Tyrion also possesses the necessary skills to lead. He's fair-minded, a tactical thinker, and a gifted politician. By comparison, Daenerys leads with force, demanding the Tarlys bend the knee or die. She's excellent at liberating people, but she's shown no aptitude at making the necessary political decisions to help them transition into free lives in a peaceful society. Sadly, she tends to leave chaos in her wake in pursuit of her rightful place on the throne. Meanwhile, Jon is an excellent warrior, but he's not a wise king. Wise kings don't bend the knee without consulting their people. Like Daenerys, he fails to listen to council or think before he acts.
Since this is Game of Thrones that we're talking about, the best candidate isn't guaranteed to be the one who ultimately wins the game, but there are hints that Tyrion is maneuvering the necessary pieces into place to take the throne. Remember that worried look he gives the camera as he watches Jon enter Daenerys's room in the season seven finale?

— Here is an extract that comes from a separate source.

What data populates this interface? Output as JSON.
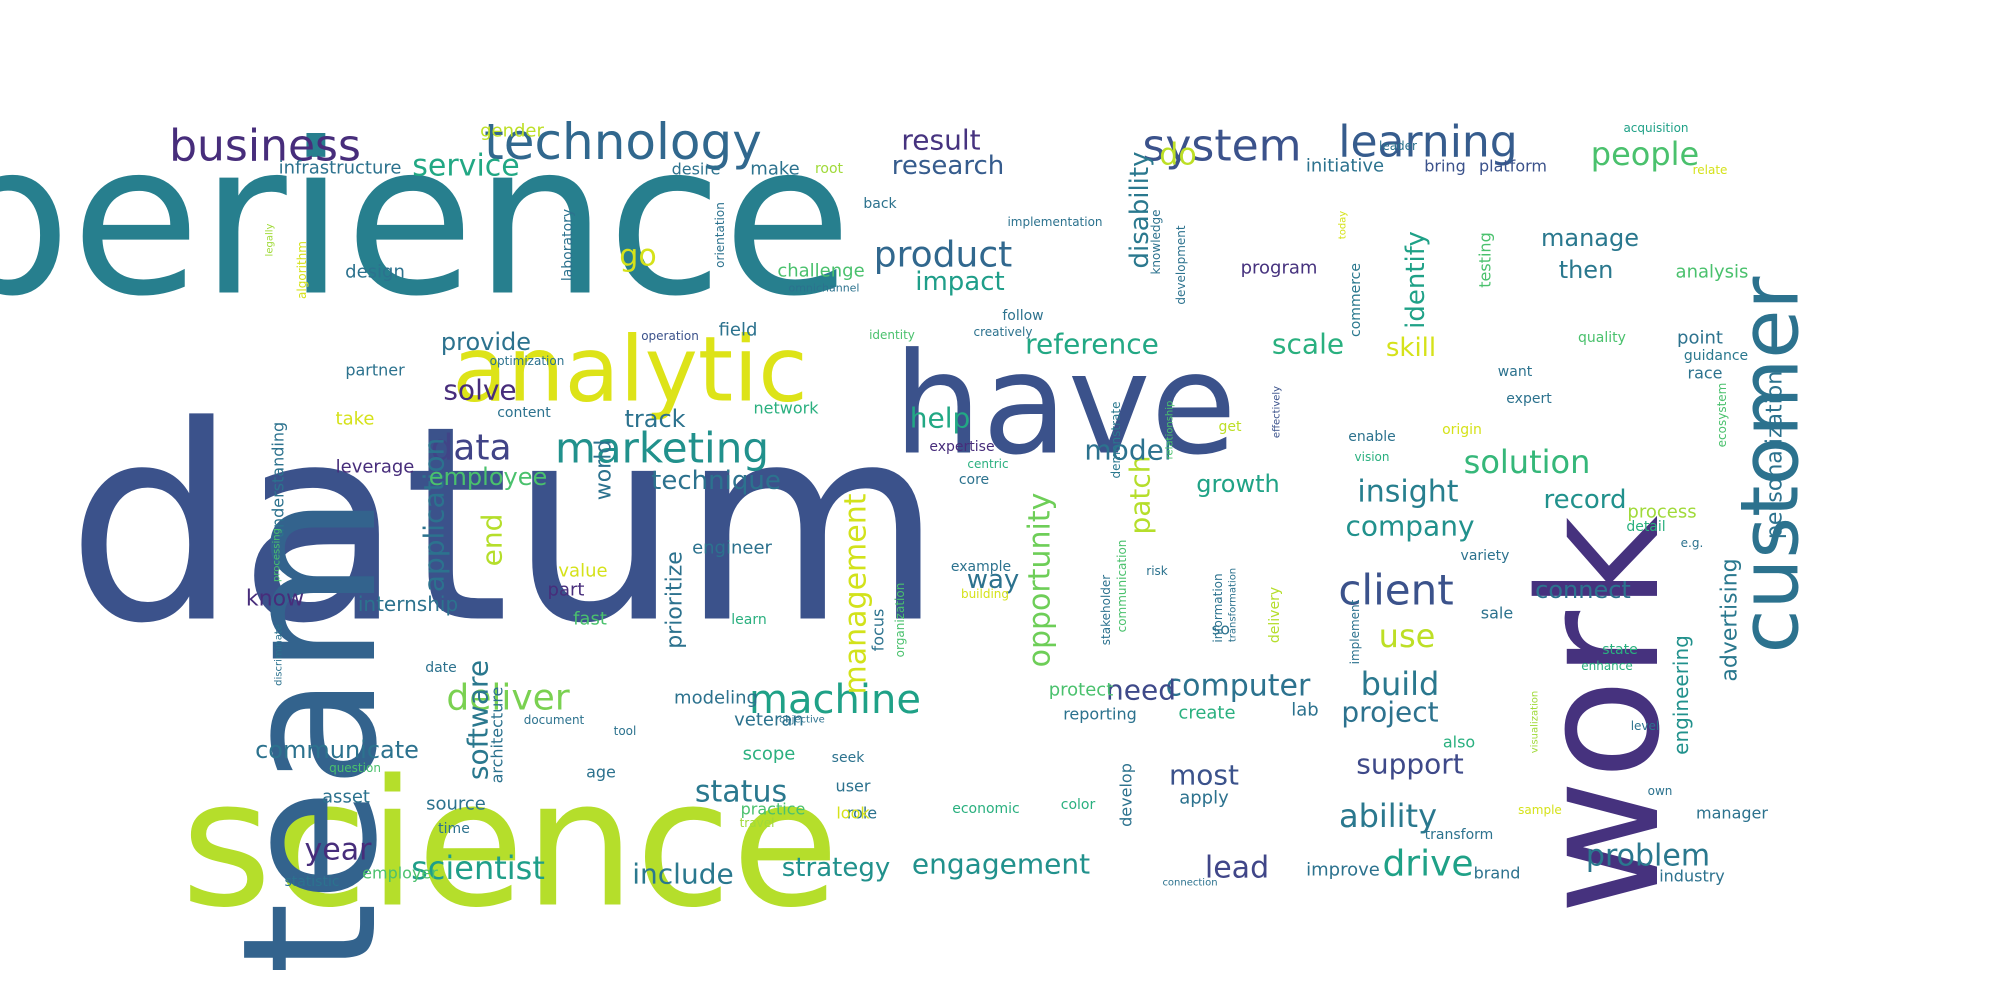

I doubt that look has anything to do with jealousy, and everything to do with a dawning realisation that neither Daenerys nor Jon is going to listen to his advice if they have one another. That's bad news for Westeros, and Tyrion knows it.

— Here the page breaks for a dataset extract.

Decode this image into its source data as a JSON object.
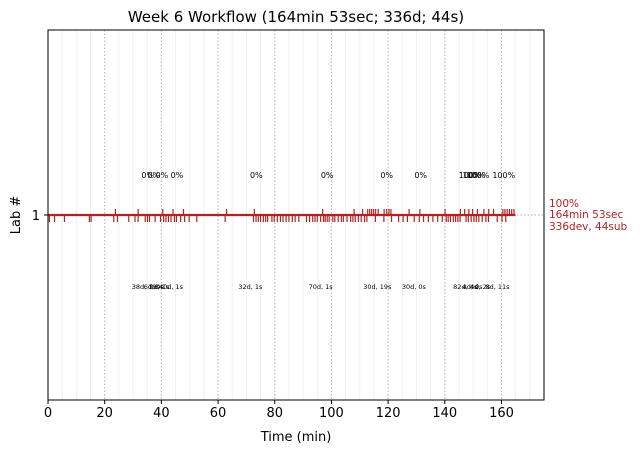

Tyrion is the ultimate chess player, and he's maneuvered his way across the board into a position of true power. He is still the Hand of the Queen, and with another theory going around that he may have directed Cersei to lie about sending her troops North in order to keep Jon and Daenerys's focus on winning the war against the Night King, Tyrion may be working on stageing a coup. He'll wait until the Night King is defeated, of course, but given everything he knows about how the Mother of Dragons leads, he may very well betray her before the show ends. (That's if he hasn't done it already.) That sets up an endgame where Tyrion and Cersei face off, rather than Daenerys and Cersei, and that's a battle that would be grounded in a much richer sense of character and history.
If Jon and Daenerys fall in battle, the remaining players on the board will likely back Tyrion as king. Sansa will remember his kindness, Jaime is wise enough to know his brother is a better candidate to lead than their sister, and while in the North he will no doubt continue to cultivate strong bonds with the small folk. By the time the war with the dead ends, Tyrion is going to look like the only viable candidate to lead — even if he's not a Targaryen. The best part is, if he does become king, it will prove that Westeros is finally ready for progress — a leader will not be determined by blood or brute strength, but rather through wisdom. And as the character who most embodies the truth that cleverness and smarts matters more than blood or skill with a sword, Tyrion's win would be the most fitting end for the series, and the best possible outcome for the Seven Kingdoms.